I talk and write a lot about mindsets. I focus on mindsets that create obstacles for gender diversity at the leadership level of business. I recently recognized how quickly mindsets can develop. I developed a mindset that I need to change.
When I use the term, I refer to a way of thinking that has developed over time and may operate at the sub-conscious level. Brain scientists are learning much about how doing certain things, and thinking certain ways, lay down neuropaths. The more we do or think that way, the more deeply grooved the neuropaths become. This is the root of a habit – a “knee jerk” way of reacting in thought or action.
I have spent the last two months recuperating from surgery and resulting nerve damage. I had to slow way down. Everything (dressing, typing, even eating) takes much longer than normal. What I got done in a day has been far less than before. Prior to this medical challenge, I might feel I had a productive day if I designed or delivered a speech or workshop, followed up with two prospects, wrote a blog and did physical exercise. Now I feel I have had a productive day if I take a shower, dress and make breakfast, do my physical therapy, respond to a few phone calls or e-mails, take a nap, and maybe write for 15 minutes. This has become a new habit of thought. I have just become aware of it!

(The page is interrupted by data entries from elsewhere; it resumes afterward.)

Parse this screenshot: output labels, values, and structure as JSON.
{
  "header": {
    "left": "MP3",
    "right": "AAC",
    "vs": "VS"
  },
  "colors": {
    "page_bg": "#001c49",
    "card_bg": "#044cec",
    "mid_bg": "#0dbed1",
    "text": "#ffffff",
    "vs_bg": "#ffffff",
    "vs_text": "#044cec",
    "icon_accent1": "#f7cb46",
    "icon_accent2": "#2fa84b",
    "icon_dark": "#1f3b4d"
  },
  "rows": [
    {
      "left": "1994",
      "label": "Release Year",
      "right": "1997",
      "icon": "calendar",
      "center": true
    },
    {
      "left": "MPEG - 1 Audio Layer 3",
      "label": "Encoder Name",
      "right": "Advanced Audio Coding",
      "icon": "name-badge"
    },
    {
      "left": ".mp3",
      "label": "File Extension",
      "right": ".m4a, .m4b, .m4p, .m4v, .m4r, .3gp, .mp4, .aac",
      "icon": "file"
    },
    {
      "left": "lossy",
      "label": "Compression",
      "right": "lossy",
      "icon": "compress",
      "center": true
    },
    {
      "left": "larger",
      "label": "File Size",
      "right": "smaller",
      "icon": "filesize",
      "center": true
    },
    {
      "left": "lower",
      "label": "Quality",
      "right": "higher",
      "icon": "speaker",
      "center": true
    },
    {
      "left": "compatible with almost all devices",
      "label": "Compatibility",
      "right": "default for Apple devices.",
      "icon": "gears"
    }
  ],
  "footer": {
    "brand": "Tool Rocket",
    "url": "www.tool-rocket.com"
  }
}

As I heal and regain physical function, this new, relaxed standard is interfering with my work – my mission. I know it is time to step it up at least a bit – and more and more as I can. But that takes recognizing this (recently developed) mindset about what I can and should do in a day.
Do you see? We should not feel bad or guilty about having unconscious mindsets. They occur naturally. In my case it has occurred in two months. I cannot judge people for having deeply rooted mindsets that create obstacles for women in business leadership. These mindsets are formed over lifetimes and reinforced by strong cultural forces. How much harder they are to bring to conscious awareness – and to change – than my recently developed mindset about productivity!
What mindsets can you identify in yourself? Are there reasons to change them?